Briqueville – IIII
Pelagic Records
Release datum: 3 november 2023
“Alsof het een soundtrack van een occulte horrorfilm is, blijkt ‘IIII’ vooral een oefening in sfeer waarbij volop geëxperimenteerd wordt met de stem als extra instrument en waarin post metal en doom meer dan ooit harmonieus samengaan”
Jan Simon Hoogschagen I 3 november 2023
De in mysteriën en donkere mantels gehulde Belgische band Briqueville is afkomstig uit het Oost-Vlaamse plaatsje Steendorp, wat meteen de bandnaam zou verklaren. Of niet, want bij Briqueville zijn rookgordijnen en verwarring een deel van de act. Grote delen van de bandbiografie lijken pure fantasie of moeten op zijn minst met een flinke korrel zout genomen worden. Wat hoe dan ook echt is, is de muziek. Sinds het debuut uit 2014 – met de intussen legendarische PR stunt van de twintig her en der in België begraven exemplaren – heeft Briqueville drie albums uitgebracht met daarop steeds grotendeels instrumentale postmetal, gevat in songs die steevast “Akte” met een volgnummer heten. Nu 2023 alweer op zijn eind loopt is het tijd voor plaat nummer vier, die toepasselijk ‘IIII’ is getiteld, uitgebracht op het illustere Pelagic Records, een label dat de ene na de andere geweldige Belgische band weet te contracteren.

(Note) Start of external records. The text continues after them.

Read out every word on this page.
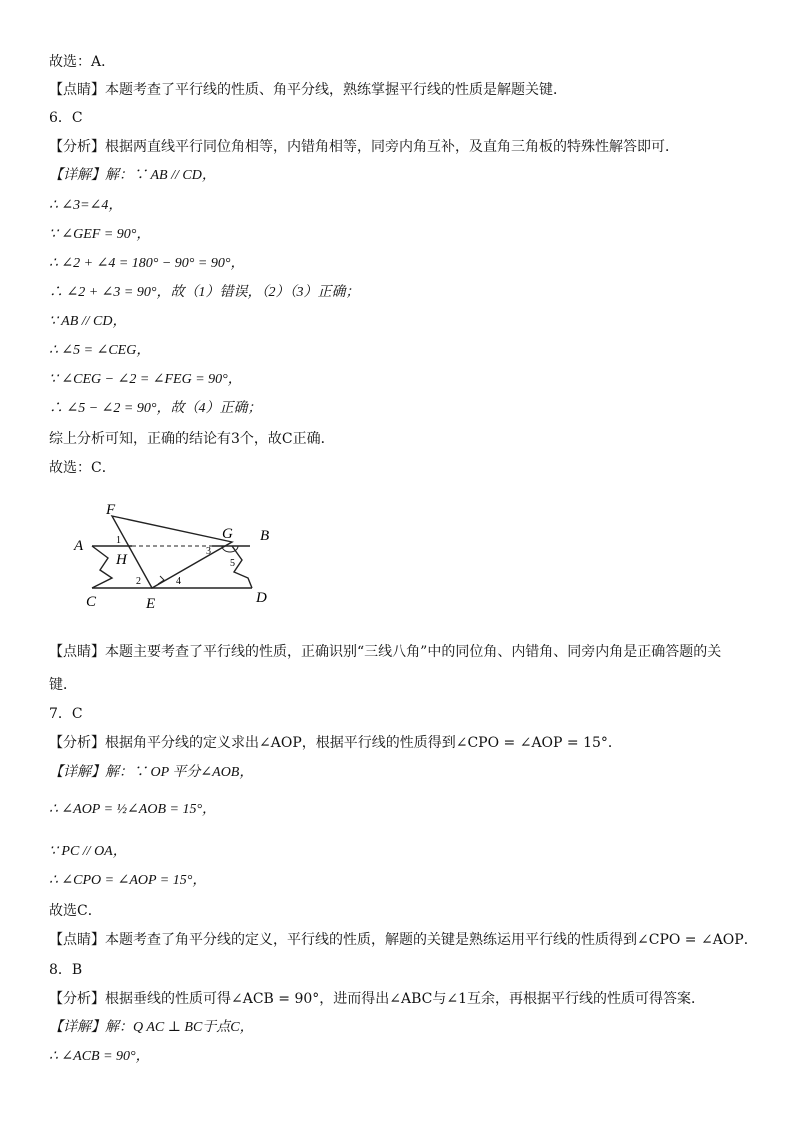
故选：A．
【点睛】本题考查了平行线的性质、角平分线，熟练掌握平行线的性质是解题关键．
6．C
【分析】根据两直线平行同位角相等，内错角相等，同旁内角互补，及直角三角板的特殊性解答即可．
【详解】解：∵ AB // CD，
∴ ∠3=∠4，
∵ ∠GEF = 90°，
∴ ∠2 + ∠4 = 180° − 90° = 90°，
∴ ∠2 + ∠3 = 90°，故（1）错误，（2）（3）正确；
∵ AB // CD，
∴ ∠5 = ∠CEG，
∵ ∠CEG − ∠2 = ∠FEG = 90°，
∴ ∠5 − ∠2 = 90°，故（4）正确；
综上分析可知，正确的结论有3个，故C正确．
故选：C．
F
A
H
G B
C	E	D
1
2
3
4
5
【点睛】本题主要考查了平行线的性质，正确识别“三线八角”中的同位角、内错角、同旁内角是正确答题的关
键．
7．C
【分析】根据角平分线的定义求出∠AOP，根据平行线的性质得到∠CPO = ∠AOP = 15°．
【详解】解：∵ OP 平分∠AOB，
∴ ∠AOP = ½∠AOB = 15°，
∵ PC // OA，
∴ ∠CPO = ∠AOP = 15°，
故选C．
【点睛】本题考查了角平分线的定义，平行线的性质，解题的关键是熟练运用平行线的性质得到∠CPO = ∠AOP．
8．B
【分析】根据垂线的性质可得∠ACB = 90°，进而得出∠ABC与∠1互余，再根据平行线的性质可得答案．
【详解】解：Q AC ⊥ BC于点C，
∴ ∠ACB = 90°，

Op ‘IIII’ telt Briqueville rustig verder: dit album begint met ‘Akte XVI’ en eindigt met ‘Akte XX’. In vergelijking met het vorige album ‘Quelle’ valt meteen op dat het mystieke oriëntaalse geluid wat naar de achtergrond is verdwenen, om plaats te maken voor bijna macabere soundscapes. Alsof het een soundtrack van een occulte horrorfilm is, blijkt ‘IIII’ vooral een oefening in sfeer waarbij volop geëxperimenteerd wordt met de stem als extra instrument en waarin post metal en doom meer dan ooit harmonieus samengaan. ‘Akte XVI’ begint met diepe basdrones en sleept je via eenzaam gitaargetokkel mee naar een onbekende wereld. De wereld van Briqueville is er een waarin nauwelijks als zodanig herkenbare zang een hoofdrol speelt. Zang waarbij niet een verhaal wordt verteld via een songtekst, maar een beeld wordt neergezet met ondefinieerbare klanken, alsof je wordt meegesleurd in een seance onder leiding van een in hogere sferen verkerende sjamaan. Naarmate de song vordert komen steeds meer de gekende Briqueville ingrediënten boven drijven: stuwende baslijnen, tremolo gitaren die daar overheen zweven en – voorheen minder prominent aanwezig – extra lagen keyboards. In ‘Akte XVII’ is (eindelijk?) de bekende Briqueville sound te horen, met halverwege een omweg naar Jeruzalem. Sleep fans weten genoeg. Het volgende nummer, inderdaad ‘Akte XVIII’, had op ‘Quelle’ kunnen staan. Een lange song waarin zorgvuldig laag op laag wordt gestapeld en de repetitieve gitaarlijnen uitwaaieren en naar een climax toewerken.
‘IIII’ sluit af met het twintigste nummer van Briqueville en hoe lang, groots en meeslepend het ook mag zijn, de verpletterende indruk die ‘Quelle’ maakte is helaas afwezig. Op de een of andere manier missen de vijf songs iets, maar alleen maar als je de eerdere albums kent en de band al eens live bezig hebt gezien, dan kun je daar, zij het met moeite, de vinger op leggen. Wie nog niet eerder van Briqueville heeft gehoord en via ‘IIII’ kennismaakt met dit raadselachtige fenomeen, zal gegarandeerd van zijn sokken geblazen worden, met name door de twee langste en met afstand beste tracks, Akte XVIII en XX. De vierde van Briqueville is misschien niet een nieuw hoogtepunt in het oeuvre, wel weer het zoveelste bewijs dat België dé plek is voor wie van bijzondere (post) metal houdt.